The Second-Degree Murder
The second-degree murder is characterized by US law and jurisdiction as not being the first-degree murder. This means that the murder was not premeditated, deliberate or committed through specified means. Sometimes, it can even be considered as the defendant wanting to cause harm but having no intention of causing death. According to the jurisdiction, second-degree murder cases usually involve;
- Intentional murder without premeditation – the murder was not planned out, however, the defendant definitely wanted to commit the murder in one particular moment. Therefore, we can also mention the concept of ‘voluntary manslaughter’ where the murder happened without a plan, but out of provocation, passion or other emotional states. Here, we can mention adequate and inadequate provocation, which can make a distinction between murder and voluntary manslaughter.
- Unintentional murder or involuntary manslaughter – this means that the defendant only wanted to cause serious bodily harm without knowing that this act can result in death.

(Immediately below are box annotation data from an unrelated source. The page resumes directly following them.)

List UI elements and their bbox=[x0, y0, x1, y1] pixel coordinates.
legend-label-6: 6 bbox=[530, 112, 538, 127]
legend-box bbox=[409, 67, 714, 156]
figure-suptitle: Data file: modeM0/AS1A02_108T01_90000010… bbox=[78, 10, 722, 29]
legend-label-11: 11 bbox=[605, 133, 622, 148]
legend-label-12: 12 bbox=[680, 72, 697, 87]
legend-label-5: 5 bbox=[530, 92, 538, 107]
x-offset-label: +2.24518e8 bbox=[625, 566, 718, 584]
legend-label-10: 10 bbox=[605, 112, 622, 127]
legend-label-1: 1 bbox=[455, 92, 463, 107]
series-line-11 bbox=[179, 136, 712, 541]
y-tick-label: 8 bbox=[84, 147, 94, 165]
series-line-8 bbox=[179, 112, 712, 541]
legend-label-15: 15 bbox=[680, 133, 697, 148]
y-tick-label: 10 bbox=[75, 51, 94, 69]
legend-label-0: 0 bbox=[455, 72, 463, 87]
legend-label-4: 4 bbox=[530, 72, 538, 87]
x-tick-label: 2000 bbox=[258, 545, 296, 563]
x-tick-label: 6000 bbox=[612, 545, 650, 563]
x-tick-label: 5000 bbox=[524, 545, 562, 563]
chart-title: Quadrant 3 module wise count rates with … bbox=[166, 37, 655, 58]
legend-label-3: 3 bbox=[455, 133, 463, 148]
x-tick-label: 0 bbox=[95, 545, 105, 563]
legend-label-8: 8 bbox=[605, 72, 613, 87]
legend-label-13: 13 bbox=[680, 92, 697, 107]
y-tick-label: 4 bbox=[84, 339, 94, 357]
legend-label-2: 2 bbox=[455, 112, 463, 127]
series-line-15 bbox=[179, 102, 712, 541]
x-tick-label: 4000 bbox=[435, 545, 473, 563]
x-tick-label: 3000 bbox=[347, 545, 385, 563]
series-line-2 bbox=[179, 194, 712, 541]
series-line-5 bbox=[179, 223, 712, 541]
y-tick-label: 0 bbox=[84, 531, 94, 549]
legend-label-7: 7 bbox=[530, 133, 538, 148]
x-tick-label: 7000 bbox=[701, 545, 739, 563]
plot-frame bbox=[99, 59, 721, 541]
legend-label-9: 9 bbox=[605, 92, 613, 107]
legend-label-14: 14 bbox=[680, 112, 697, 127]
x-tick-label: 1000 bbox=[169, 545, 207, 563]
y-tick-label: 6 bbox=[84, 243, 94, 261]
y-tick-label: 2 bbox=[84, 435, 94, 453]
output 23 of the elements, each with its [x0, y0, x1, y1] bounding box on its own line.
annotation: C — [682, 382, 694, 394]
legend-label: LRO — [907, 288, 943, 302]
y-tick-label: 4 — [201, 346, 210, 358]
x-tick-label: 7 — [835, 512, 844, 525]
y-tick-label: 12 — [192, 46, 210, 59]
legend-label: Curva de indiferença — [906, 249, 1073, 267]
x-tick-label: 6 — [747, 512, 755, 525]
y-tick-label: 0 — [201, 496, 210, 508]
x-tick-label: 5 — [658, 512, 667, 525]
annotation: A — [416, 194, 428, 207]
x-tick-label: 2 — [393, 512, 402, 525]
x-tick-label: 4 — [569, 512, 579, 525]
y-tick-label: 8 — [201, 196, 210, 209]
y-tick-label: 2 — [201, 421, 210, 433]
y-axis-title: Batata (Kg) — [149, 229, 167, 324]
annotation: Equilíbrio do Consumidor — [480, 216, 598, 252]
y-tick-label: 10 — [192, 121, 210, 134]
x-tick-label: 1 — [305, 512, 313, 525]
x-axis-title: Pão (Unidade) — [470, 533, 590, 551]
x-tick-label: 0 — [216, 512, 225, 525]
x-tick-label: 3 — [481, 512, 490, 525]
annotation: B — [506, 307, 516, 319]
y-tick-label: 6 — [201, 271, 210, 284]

The defendant didn’t specifically intend to kill the victim; however, the victim did die due to the injuries, Involuntary manslaughter may be distinguished from accidental death if the accidental death was not caused by unreasonable behavior.
- Depraved heart murder – this means that the defendant who committed the murder manifests extreme indifference to the value of human life. The defendant also manifests a degree of recklessness, rather than purposeful intent to express malice. Now, whether the killing is characterized as second-degree murder or manslaughter often depends on the degree of the recklessness of the defendant. If the defendant is reckless, the killing is manslaughter; if the defendant manifests extreme indifference to human life, then it is depraved heart murder.
The Third-Degree Murder
Third-degree murder is only defined in the laws of three US states; Florida, Pennsylvania, and Minnesota. Depending on the state, third-degree murder can be characterized as non-violent felony murder, or depraved heart murder, as the second-degree murder is characterized in other states. In Pennsylvania, in particular, third-degree murder is characterized by the principle of an accomplice in the perpetration of a felony. Moreover, the Pennsylvania law includes drug delivery resulting in death as a form of third-degree murder. Third-degree murder can also be defined as a negligent homicide and usually includes less serious sentencing options for the defendant.

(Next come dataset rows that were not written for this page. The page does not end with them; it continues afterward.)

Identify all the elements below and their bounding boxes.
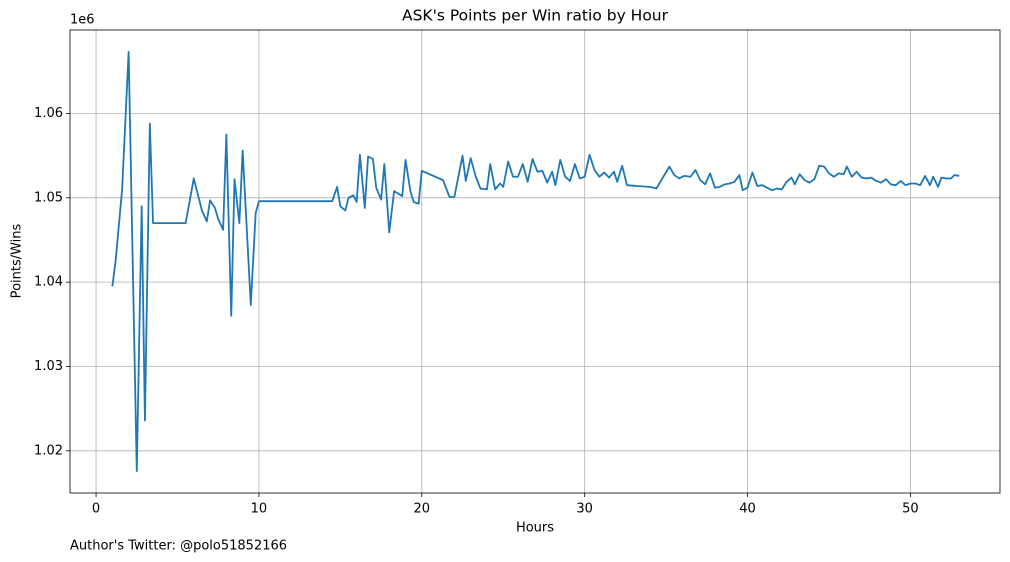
chart-title: ASK's Points per Win ratio by Hour (402, 7, 669, 25)
plot-frame (69, 29, 1001, 494)
x-axis-label: Hours (516, 521, 554, 536)
footer: Author's Twitter: @polo51852166 (70, 539, 287, 554)
y-tick-label: 1.03 (34, 359, 63, 374)
x-tick-label: 20 (414, 502, 431, 517)
y-tick-label: 1.05 (34, 190, 63, 205)
data-line (111, 51, 960, 472)
y-offset-label: 1e6 (70, 13, 95, 28)
y-tick-label: 1.04 (34, 275, 63, 290)
y-tick-label: 1.06 (34, 106, 63, 121)
y-tick-label: 1.02 (34, 443, 63, 458)
x-tick-label: 40 (739, 502, 756, 517)
x-tick-label: 50 (902, 502, 919, 517)
x-tick-label: 30 (576, 502, 593, 517)
x-tick-label: 10 (251, 502, 268, 517)
x-tick-label: 0 (92, 502, 100, 517)
y-axis-label: Points/Wins (10, 223, 25, 298)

The jurisdiction regarding a murder can vary from state to state, and the laws can be applied differently. However, the degrees of murder are clearly defined throughout the country. In some states, however, forms of manslaughter and killing of a fetus are also criminalized as some degrees of murder. In every state, first-degree murder is the most serious one and carries the harshest penalties. Second-degree murder is still more serious than manslaughter but considered less serious than the first-degree murder. Third-degree murder charges are only applicable in certain states, as mentioned before, so the seriousness of the penalty varies between these three states and the way they handle the law.